Spooked renters intermittently ask for advice on social media on how to handle these requests for huge spikes in their rent, but British Columbia’s Residential Tenancy Branch (RTB) says it can’t track these cases because people hardly ever lodge an official complaint.

However, tenants like Ms. de Gonzalez, non-profit organizations who fight on their behalf and the provincial Minister of Housing all say no one should accept these deals. And even if the unit gets sold, the new owner has the same rules and can evict tenants only if they or their immediate family are moving in.

“The defiant 14-year-old within me who kind of ran my life last year wants you to call the bluff and say, ‘fine, go ahead and see how far that gets you,’” said 70-year-old Ms. de Gonzalez, who is also a member of the anti-poverty organization ACORN BC. “I get it from the landlord’s perspective, they’ve got a mortgage and they’re paying an increased rate, but that should be part of your business plan as a property owner: That interest rates rise and fall and you need to be prepared for contingencies.”

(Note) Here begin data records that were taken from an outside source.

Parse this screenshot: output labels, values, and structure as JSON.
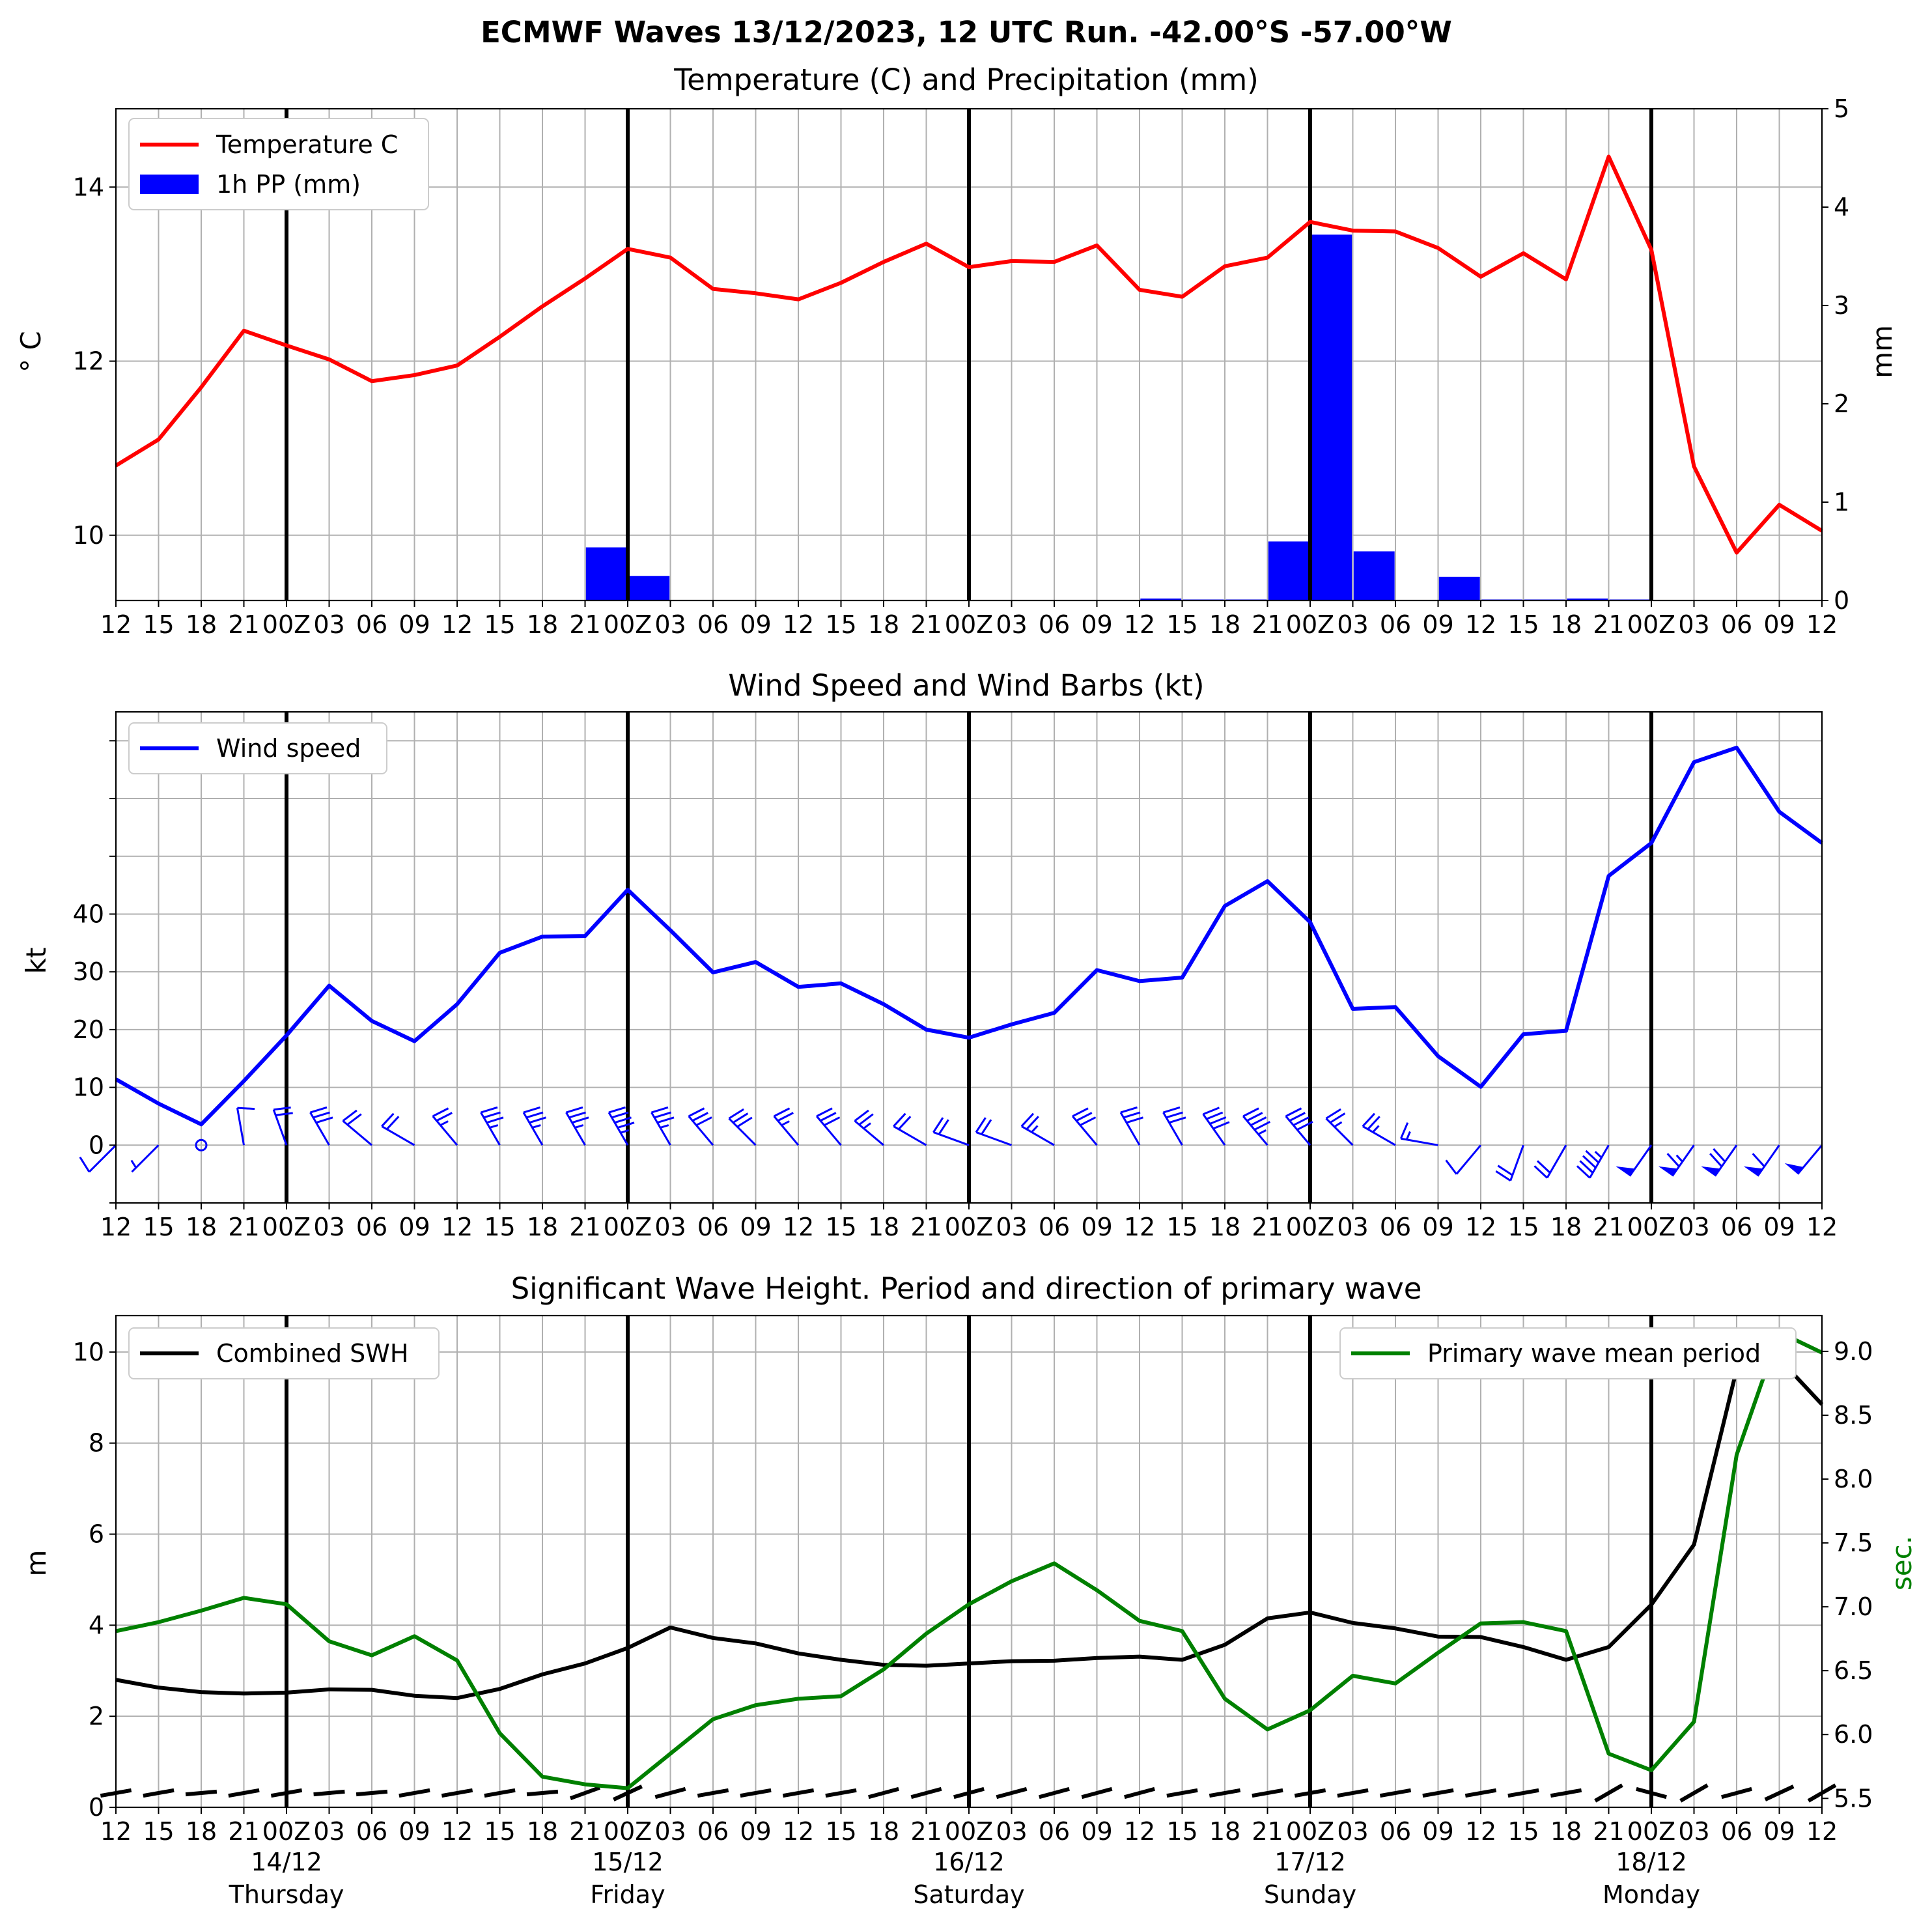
{
  "suptitle": "ECMWF Waves 13/12/2023, 12 UTC Run. -42.00°S -57.00°W",
  "colors": {
    "temperature": "#ff0000",
    "precip": "#0000ff",
    "wind": "#0000ff",
    "swh": "#000000",
    "period": "#008000",
    "grid": "#b0b0b0"
  },
  "x_tick_labels": [
    "12",
    "15",
    "18",
    "21",
    "00Z",
    "03",
    "06",
    "09",
    "12",
    "15",
    "18",
    "21",
    "00Z",
    "03",
    "06",
    "09",
    "12",
    "15",
    "18",
    "21",
    "00Z",
    "03",
    "06",
    "09",
    "12",
    "15",
    "18",
    "21",
    "00Z",
    "03",
    "06",
    "09",
    "12",
    "15",
    "18",
    "21",
    "00Z",
    "03",
    "06",
    "09",
    "12"
  ],
  "day_labels": [
    {
      "date": "14/12",
      "weekday": "Thursday"
    },
    {
      "date": "15/12",
      "weekday": "Friday"
    },
    {
      "date": "16/12",
      "weekday": "Saturday"
    },
    {
      "date": "17/12",
      "weekday": "Sunday"
    },
    {
      "date": "18/12",
      "weekday": "Monday"
    }
  ],
  "chart_data": [
    {
      "type": "line",
      "title": "Temperature (C) and Precipitation (mm)",
      "ylabel": "° C",
      "y2label": "mm",
      "ylim": [
        9.25,
        14.9
      ],
      "y2lim": [
        0,
        5
      ],
      "yticks": [
        10,
        12,
        14
      ],
      "y2ticks": [
        0,
        1,
        2,
        3,
        4,
        5
      ],
      "grid": true,
      "legend_position": "top-left",
      "series": [
        {
          "name": "Temperature C",
          "axis": "left",
          "type": "line",
          "values": [
            10.8,
            11.1,
            11.7,
            12.35,
            12.18,
            12.02,
            11.77,
            11.84,
            11.95,
            12.28,
            12.63,
            12.95,
            13.29,
            13.19,
            12.83,
            12.78,
            12.71,
            12.9,
            13.14,
            13.35,
            13.08,
            13.15,
            13.14,
            13.33,
            12.82,
            12.74,
            13.09,
            13.19,
            13.6,
            13.5,
            13.49,
            13.3,
            12.97,
            13.24,
            12.94,
            14.35,
            13.28,
            10.79,
            9.8,
            10.35,
            10.05
          ]
        },
        {
          "name": "1h PP (mm)",
          "axis": "right",
          "type": "bar",
          "values": [
            0,
            0,
            0,
            0,
            0,
            0,
            0,
            0,
            0,
            0,
            0,
            0.54,
            0.25,
            0,
            0,
            0,
            0,
            0,
            0,
            0,
            0,
            0,
            0,
            0,
            0.02,
            0.01,
            0.01,
            0.6,
            3.72,
            0.5,
            0,
            0.24,
            0.01,
            0.01,
            0.02,
            0.01,
            0,
            0,
            0,
            0
          ]
        }
      ]
    },
    {
      "type": "line",
      "title": "Wind Speed and Wind Barbs (kt)",
      "ylabel": "kt",
      "ylim": [
        -10,
        75
      ],
      "yticks": [
        0,
        10,
        20,
        30,
        40
      ],
      "grid": true,
      "legend_position": "top-left",
      "series": [
        {
          "name": "Wind speed",
          "values": [
            11.4,
            7.2,
            3.6,
            11.1,
            19.0,
            27.6,
            21.5,
            18.0,
            24.4,
            33.3,
            36.1,
            36.2,
            44.2,
            37.2,
            29.9,
            31.7,
            27.4,
            28.0,
            24.4,
            20.0,
            18.6,
            20.9,
            22.9,
            30.3,
            28.4,
            29.0,
            41.4,
            45.7,
            38.6,
            23.6,
            23.9,
            15.4,
            10.1,
            19.2,
            19.8,
            46.6,
            52.3,
            66.3,
            68.8,
            57.7,
            52.3
          ]
        }
      ],
      "wind_barb_direction_deg": [
        225,
        225,
        0,
        350,
        340,
        330,
        310,
        300,
        320,
        330,
        330,
        330,
        330,
        330,
        320,
        315,
        320,
        320,
        310,
        300,
        290,
        290,
        300,
        320,
        330,
        330,
        325,
        320,
        320,
        315,
        300,
        280,
        220,
        200,
        210,
        210,
        215,
        215,
        215,
        215,
        220
      ]
    },
    {
      "type": "line",
      "title": "Significant Wave Height. Period and direction of primary wave",
      "ylabel": "m",
      "y2label": "sec.",
      "ylim": [
        0,
        10.8
      ],
      "y2lim": [
        5.43,
        9.28
      ],
      "yticks": [
        0,
        2,
        4,
        6,
        8,
        10
      ],
      "y2ticks": [
        5.5,
        6.0,
        6.5,
        7.0,
        7.5,
        8.0,
        8.5,
        9.0
      ],
      "grid": true,
      "legend_position": "top-left and top-right",
      "series": [
        {
          "name": "Combined SWH",
          "axis": "left",
          "values": [
            2.8,
            2.63,
            2.53,
            2.5,
            2.52,
            2.59,
            2.58,
            2.45,
            2.4,
            2.6,
            2.92,
            3.16,
            3.5,
            3.95,
            3.72,
            3.6,
            3.38,
            3.24,
            3.13,
            3.11,
            3.16,
            3.21,
            3.22,
            3.28,
            3.31,
            3.24,
            3.57,
            4.15,
            4.28,
            4.05,
            3.93,
            3.75,
            3.74,
            3.52,
            3.24,
            3.52,
            4.45,
            5.77,
            9.62,
            9.85,
            8.85
          ]
        },
        {
          "name": "Primary wave mean period",
          "axis": "right",
          "values": [
            6.81,
            6.88,
            6.97,
            7.07,
            7.02,
            6.73,
            6.62,
            6.77,
            6.58,
            6.01,
            5.67,
            5.61,
            5.58,
            5.85,
            6.12,
            6.23,
            6.28,
            6.3,
            6.51,
            6.79,
            7.02,
            7.2,
            7.34,
            7.13,
            6.89,
            6.81,
            6.28,
            6.04,
            6.19,
            6.46,
            6.4,
            6.64,
            6.87,
            6.88,
            6.81,
            5.85,
            5.72,
            6.1,
            8.19,
            9.15,
            8.99
          ]
        }
      ],
      "wave_direction_arrows_deg": [
        260,
        260,
        265,
        260,
        260,
        265,
        265,
        260,
        260,
        260,
        265,
        250,
        245,
        255,
        260,
        260,
        260,
        260,
        255,
        255,
        255,
        255,
        255,
        255,
        255,
        260,
        260,
        260,
        260,
        260,
        260,
        260,
        260,
        260,
        260,
        240,
        285,
        240,
        255,
        245,
        240
      ]
    }
  ]
}
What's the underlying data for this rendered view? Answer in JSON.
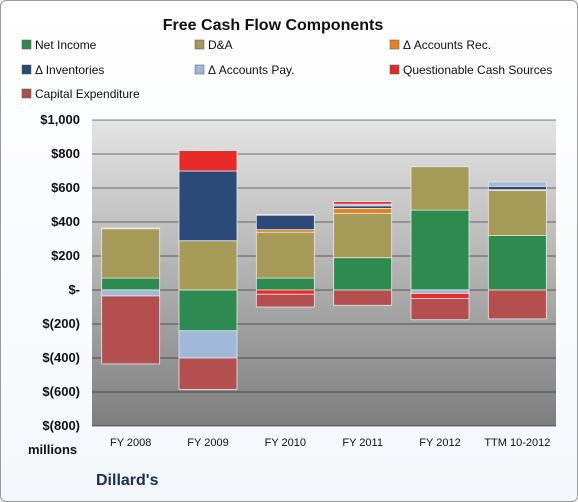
{
  "chart_data": {
    "type": "bar",
    "stacked": true,
    "title": "Free Cash Flow Components",
    "unit_label": "millions",
    "company": "Dillard's",
    "categories": [
      "FY 2008",
      "FY 2009",
      "FY 2010",
      "FY 2011",
      "FY 2012",
      "TTM 10-2012"
    ],
    "ylim": [
      -800,
      1000
    ],
    "yticks": [
      {
        "value": 1000,
        "label": "$1,000"
      },
      {
        "value": 800,
        "label": "$800"
      },
      {
        "value": 600,
        "label": "$600"
      },
      {
        "value": 400,
        "label": "$400"
      },
      {
        "value": 200,
        "label": "$200"
      },
      {
        "value": 0,
        "label": "$-"
      },
      {
        "value": -200,
        "label": "$(200)"
      },
      {
        "value": -400,
        "label": "$(400)"
      },
      {
        "value": -600,
        "label": "$(600)"
      },
      {
        "value": -800,
        "label": "$(800)"
      }
    ],
    "grid": true,
    "legend_position": "top",
    "series": [
      {
        "name": "Net Income",
        "color": "#2e8b4f",
        "values": [
          70,
          -240,
          70,
          190,
          470,
          320
        ]
      },
      {
        "name": "D&A",
        "color": "#a59a58",
        "values": [
          290,
          290,
          270,
          260,
          255,
          265
        ]
      },
      {
        "name": "Δ Accounts Rec.",
        "color": "#e8821e",
        "values": [
          5,
          0,
          15,
          30,
          0,
          5
        ]
      },
      {
        "name": "Δ Inventories",
        "color": "#2b4a7a",
        "values": [
          0,
          410,
          85,
          15,
          0,
          20
        ]
      },
      {
        "name": "Δ Accounts Pay.",
        "color": "#9fb8d8",
        "values": [
          -35,
          -160,
          5,
          10,
          -20,
          25
        ]
      },
      {
        "name": "Questionable Cash Sources",
        "color": "#e82a2a",
        "values": [
          0,
          120,
          -25,
          15,
          -30,
          0
        ]
      },
      {
        "name": "Capital Expenditure",
        "color": "#b34f4f",
        "values": [
          -400,
          -185,
          -75,
          -90,
          -125,
          -170
        ]
      }
    ]
  }
}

If a tenant complains to the RTB about landlord pressure to renegotiate rent, the agency typically can’t do much if the renter agrees to it. But, the tribunal said in a statement, it could be considered harassment if an owner is continually putting pressure on their existing tenants and renters should always contact its weekday hotline if they’re having issues.

John Jurinak, whose company owns Ms. de Gonzalez’s building and three others in and around Vancouver, says smaller landlords are increasingly contemplating getting out of the business given the poor returns in recent years.

“Every single operating expense has gone up a lot: Wages, garbage, hydro, gas, you name it and at the end of the day it’s not an attractive business to be in,” he said.

Mr. Jurinak said he believes many landlords won’t reinvest in their properties because they don’t have the “excess cash flow anymore like they maybe once did.” In this environment, he said, tenants are going to start noticing buildings aren’t being maintained to the same standard they were before the pandemic.

B.C.’s Housing Minister Ravi Kahlon said his government is helping these landlords by recalibrating the legal rental cap to once again tie it to the rate of inflation later this year. He said his government also sped up the time it takes the RTB to get a dispute adjudicated. The NDP government has also created a new system to ensure landlords don’t have to go to court to recover rent owed by a tenant, Mr. Kahlon said.

But, he stressed, renting a home to someone comes with responsibilities and risks.

“If they don’t want to be landlords, no one is forcing them,” he said Thursday in a phone interview.

One per cent of Canadians were evicted in the year prior, or 3 per cent of all renters in the country, according to an April report from Statistics Canada. The national agency also found that the top reason (30 per cent) for being ousted was someone’s landlord wanting to use the unit for themselves.

That tracks with what Robert Patterson is seeing in his job as a lawyer with Tenant Resource and Advisory Centre. He said the pattern of landlords trying to circumvent the cap on increasing rent by claiming they, their spouse, child or parent need to dislodge the tenant for at least six months persists.

If this happens, and the tenant can prove to the RTB that their former landlord quickly rented it to someone else, then they are eligible to receive a year’s worth of rent. The number of applications involving a tenant trying to claw back money from a landlord in this instance nearly doubled to 989 last year from 594 in 2021. This year there are nearly 500 of these cases already registered in the first five months.

Mr. Kahlon said that landlords wanting to evict a tenant so they can move in will have to soon use a web portal to generate this notice, which will mean “both landlords and their tenants are educated about their rights and the responsibilities of how to proceed.”